Une phrase de Siné a mobilisé contre elle et son prétendu antisémitisme les grandes consciences sans lesquelles nous ne saurions pas quoi penser [1].

De Philippe Val, écrivions-nous, nous n’avons, provisoirement, rien à dire que nous n’ayons déjà dit depuis longtemps, tant ses qualités de patron de presse et de journaliste, attachés l’un et l’autre à un usage immodéré des calomnies, nous sont depuis longtemps familières. De Bernard-Henri Lévy, écrivions-nous aussi, nous ne dirons, provisoirement, rien de plus : c’est grâce à son propre soleil qu’il brille à tous propos et en toutes saisons.

Laurent Joffrin, en revanche, en sa double qualité de journaliste et tenancier de la « Maison commune de toute la gauche » (c’est ainsi qu’il présente Libération [2]…) mérite toute notre attention (que nous aurions pu accorder, il est vrai, à quelques autres). Il la mérite d’autant plus que dans le jour où il éditorialise, il saute de surcroît de « rebond » en « rebond ». Consacré à la phrase de Siné, un premier « rebond » - « Charlie Hebdo  : sanctionner l’antisémitisme » - nous avait déjà valu d’éprouvantes leçons d’arrogance et d’ignorance. Quant au second …

... Sous le titre « Siné, suite… », le directeur de Libération, en homme de raison (évidemment...), réagissant à l’émotion (forcément...) suscitée par sa précédente leçon de journalisme (et de morale), annonce dans un nouveau « Rebond » publié le 28 juillet : « Le « rebond » publié sous ma plume vendredi (« Charlie Hebdo : sanctionner l’antisémitisme ») a suscité quelque émotion , notamment sur les forums du site Liberation.fr.
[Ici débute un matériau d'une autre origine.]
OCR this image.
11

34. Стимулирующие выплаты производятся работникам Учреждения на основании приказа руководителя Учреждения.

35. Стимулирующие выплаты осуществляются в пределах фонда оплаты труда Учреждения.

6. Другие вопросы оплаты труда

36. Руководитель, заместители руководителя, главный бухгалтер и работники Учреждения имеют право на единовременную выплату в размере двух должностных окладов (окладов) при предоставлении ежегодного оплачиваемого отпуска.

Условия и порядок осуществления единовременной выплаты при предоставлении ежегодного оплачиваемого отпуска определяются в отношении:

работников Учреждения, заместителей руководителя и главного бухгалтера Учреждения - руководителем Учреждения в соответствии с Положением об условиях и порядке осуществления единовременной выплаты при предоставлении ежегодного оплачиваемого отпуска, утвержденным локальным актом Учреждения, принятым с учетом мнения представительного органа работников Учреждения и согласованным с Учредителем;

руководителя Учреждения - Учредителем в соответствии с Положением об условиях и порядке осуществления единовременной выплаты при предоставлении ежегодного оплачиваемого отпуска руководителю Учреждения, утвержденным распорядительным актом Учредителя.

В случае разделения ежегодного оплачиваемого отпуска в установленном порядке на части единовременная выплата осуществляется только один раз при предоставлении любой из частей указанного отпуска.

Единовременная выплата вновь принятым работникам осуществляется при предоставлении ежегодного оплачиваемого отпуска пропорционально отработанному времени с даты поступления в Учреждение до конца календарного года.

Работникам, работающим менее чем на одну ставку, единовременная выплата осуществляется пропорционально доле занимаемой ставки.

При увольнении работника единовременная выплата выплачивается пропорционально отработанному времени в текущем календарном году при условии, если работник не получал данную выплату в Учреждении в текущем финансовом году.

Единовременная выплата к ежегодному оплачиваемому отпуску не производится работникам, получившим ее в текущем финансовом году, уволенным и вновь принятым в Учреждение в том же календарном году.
Bien entendu, nous donnerons la parole dans le journal à ceux qui pensent autrement. Quelques précisions, en attendant. »

Quelles précisions ? « Outre l’emploi dans mon texte d’un mot inapproprié (1), la question principale est factuelle », déclare Laurent Joffrin.
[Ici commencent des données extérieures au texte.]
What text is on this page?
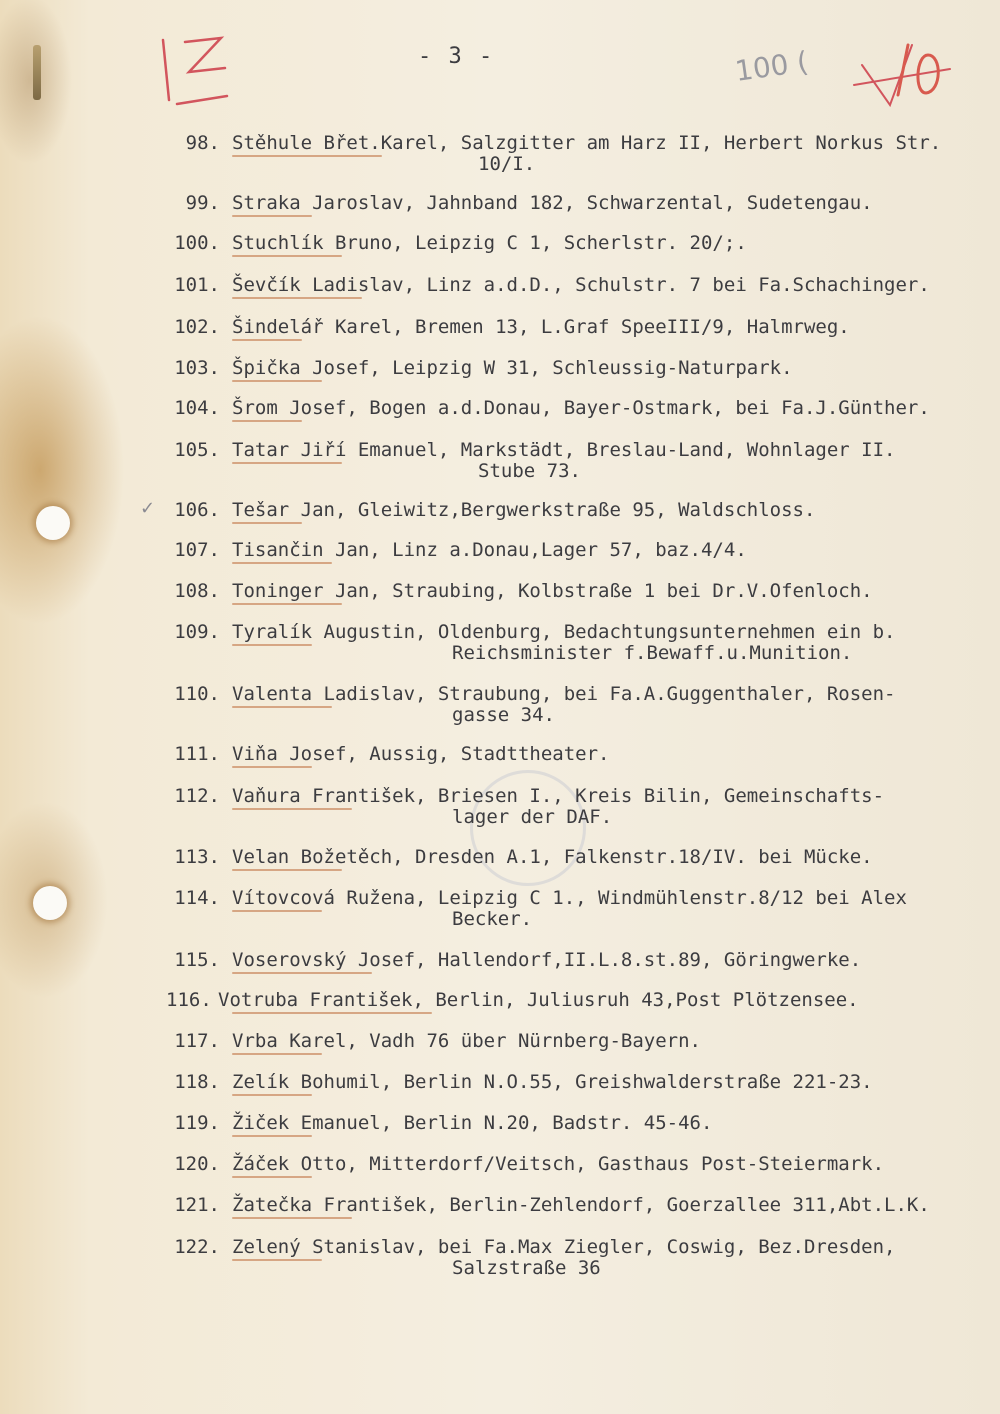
- 3 -	100 (
✓
98. Stěhule Břet.Karel, Salzgitter am Harz II, Herbert Norkus Str.
10/I.
99. Straka Jaroslav, Jahnband 182, Schwarzental, Sudetengau.
100. Stuchlík Bruno, Leipzig C 1, Scherlstr. 20/;.
101. Ševčík Ladislav, Linz a.d.D., Schulstr. 7 bei Fa.Schachinger.
102. Šindelář Karel, Bremen 13, L.Graf SpeeIII/9, Halmrweg.
103. Špička Josef, Leipzig W 31, Schleussig-Naturpark.
104. Šrom Josef, Bogen a.d.Donau, Bayer-Ostmark, bei Fa.J.Günther.
105. Tatar Jiří Emanuel, Markstädt, Breslau-Land, Wohnlager II.
Stube 73.
106. Tešar Jan, Gleiwitz,Bergwerkstraße 95, Waldschloss.
107. Tisančin Jan, Linz a.Donau,Lager 57, baz.4/4.
108. Toninger Jan, Straubing, Kolbstraße 1 bei Dr.V.Ofenloch.
109. Tyralík Augustin, Oldenburg, Bedachtungsunternehmen ein b.
Reichsminister f.Bewaff.u.Munition.
110. Valenta Ladislav, Straubung, bei Fa.A.Guggenthaler, Rosen-
gasse 34.
111. Viňa Josef, Aussig, Stadttheater.
112. Vaňura František, Briesen I., Kreis Bilin, Gemeinschafts-
lager der DAF.
113. Velan Božetěch, Dresden A.1, Falkenstr.18/IV. bei Mücke.
114. Vítovcová Ružena, Leipzig C 1., Windmühlenstr.8/12 bei Alex
Becker.
115. Voserovský Josef, Hallendorf,II.L.8.st.89, Göringwerke.
116. Votruba František, Berlin, Juliusruh 43,Post Plötzensee.
117. Vrba Karel, Vadh 76 über Nürnberg-Bayern.
118. Zelík Bohumil, Berlin N.O.55, Greishwalderstraße 221-23.
119. Žiček Emanuel, Berlin N.20, Badstr. 45-46.
120. Žáček Otto, Mitterdorf/Veitsch, Gasthaus Post-Steiermark.
121. Žatečka František, Berlin-Zehlendorf, Goerzallee 311,Abt.L.K.
122. Zelený Stanislav, bei Fa.Max Ziegler, Coswig, Bez.Dresden,
Salzstraße 36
Fugitive apparition et introuvables précisions

Quel est ce « mot inapproprié » qui est si peu important qu’il n’est mentionné que dans la simple note consacrée à son emploi ? Ladite note nous l’apprend. « (1) L’apparition du mot « race » dans un texte antiraciste n’est pas heureuse », concède Laurent Joffrin qui poursuit : « Ainsi, comme la chose a été corrigée immédiatement sur le Net, il faut lire dans l’article de vendredi : « On peut choisir sa religion mais pas son origine. » L’emploi du mot « race » ? Une simple « apparition »... Une faute grossière ? Même pas : tout juste une maladresse stylistique. Laurent est avec Joffrin d’une grande indulgence…
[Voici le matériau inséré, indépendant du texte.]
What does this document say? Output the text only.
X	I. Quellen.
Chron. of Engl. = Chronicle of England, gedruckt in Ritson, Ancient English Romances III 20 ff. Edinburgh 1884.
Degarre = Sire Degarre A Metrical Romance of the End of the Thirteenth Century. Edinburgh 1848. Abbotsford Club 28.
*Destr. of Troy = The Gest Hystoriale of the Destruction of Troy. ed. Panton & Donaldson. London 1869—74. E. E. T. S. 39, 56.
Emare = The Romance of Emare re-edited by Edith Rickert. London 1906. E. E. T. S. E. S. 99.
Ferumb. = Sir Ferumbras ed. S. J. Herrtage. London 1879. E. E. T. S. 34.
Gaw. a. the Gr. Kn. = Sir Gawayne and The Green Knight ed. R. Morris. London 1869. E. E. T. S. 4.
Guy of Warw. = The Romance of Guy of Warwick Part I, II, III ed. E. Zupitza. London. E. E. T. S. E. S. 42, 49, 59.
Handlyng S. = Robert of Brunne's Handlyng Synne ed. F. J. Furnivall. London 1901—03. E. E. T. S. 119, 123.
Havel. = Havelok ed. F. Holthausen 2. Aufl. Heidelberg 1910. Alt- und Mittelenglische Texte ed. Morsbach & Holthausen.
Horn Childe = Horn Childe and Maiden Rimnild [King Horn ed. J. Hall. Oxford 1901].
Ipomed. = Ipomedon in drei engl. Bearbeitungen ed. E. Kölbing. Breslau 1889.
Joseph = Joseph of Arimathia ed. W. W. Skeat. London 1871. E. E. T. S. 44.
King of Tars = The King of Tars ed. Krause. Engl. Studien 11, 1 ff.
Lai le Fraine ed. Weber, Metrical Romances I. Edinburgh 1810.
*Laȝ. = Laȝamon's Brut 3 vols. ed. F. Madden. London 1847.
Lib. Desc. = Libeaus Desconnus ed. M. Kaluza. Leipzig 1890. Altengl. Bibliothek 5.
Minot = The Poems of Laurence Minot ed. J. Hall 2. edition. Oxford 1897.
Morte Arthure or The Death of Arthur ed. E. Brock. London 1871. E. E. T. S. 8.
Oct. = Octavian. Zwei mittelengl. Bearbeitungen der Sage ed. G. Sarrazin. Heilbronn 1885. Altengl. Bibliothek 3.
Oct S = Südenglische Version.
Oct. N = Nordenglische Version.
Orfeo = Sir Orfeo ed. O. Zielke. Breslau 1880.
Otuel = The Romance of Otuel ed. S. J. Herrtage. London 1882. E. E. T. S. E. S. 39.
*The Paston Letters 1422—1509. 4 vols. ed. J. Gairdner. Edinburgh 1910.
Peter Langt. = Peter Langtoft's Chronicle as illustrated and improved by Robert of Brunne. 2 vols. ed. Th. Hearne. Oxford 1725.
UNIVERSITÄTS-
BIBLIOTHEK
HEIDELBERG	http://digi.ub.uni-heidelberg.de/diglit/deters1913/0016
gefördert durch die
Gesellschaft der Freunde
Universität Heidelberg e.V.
.. que l’on pourrait partager si la connerie était reconnue pour ce qu’elle est : une grave connerie (que nous avons relevée ici-même, sous le titre « Laurent Joffrin et la "race" juive » : un "mot mal choisi", dit-il ».

Reste donc la « question principale » qui serait « factuelle ». Laurent Joffrin la résume ainsi : « Les défenseurs de Siné clament que son texte n’a rien d’antisémite. Je tiens qu’il l’est : tout est là, l’association du juif, de l’argent et du pouvoir dans une phrase qui stigmatise l’arrivisme d’un individu (il s’allie à une juive riche pour parvenir) fait partie des clichés les plus classiques de cette littérature. Voilà mon raisonnement. Il existe de nombreux livres sur la question, les pétitionnaires peuvent s’y reporter avec profit. »

Qu’y a-t-il de « factuel » dans cette juxtaposition d’assertions péremptoires ? Rien. Des précisions ? Aucune. Un raisonnement ? Aucun. Laurent Joffrin répète (parfois au mot près…) ce que d’autres ont dit avant lui. Par exemple Yvan Rioufol, sur son Blog : « Il y a de l’antisémitisme dans l’amalgame entre le juif, l’argent, le pouvoir [3]. »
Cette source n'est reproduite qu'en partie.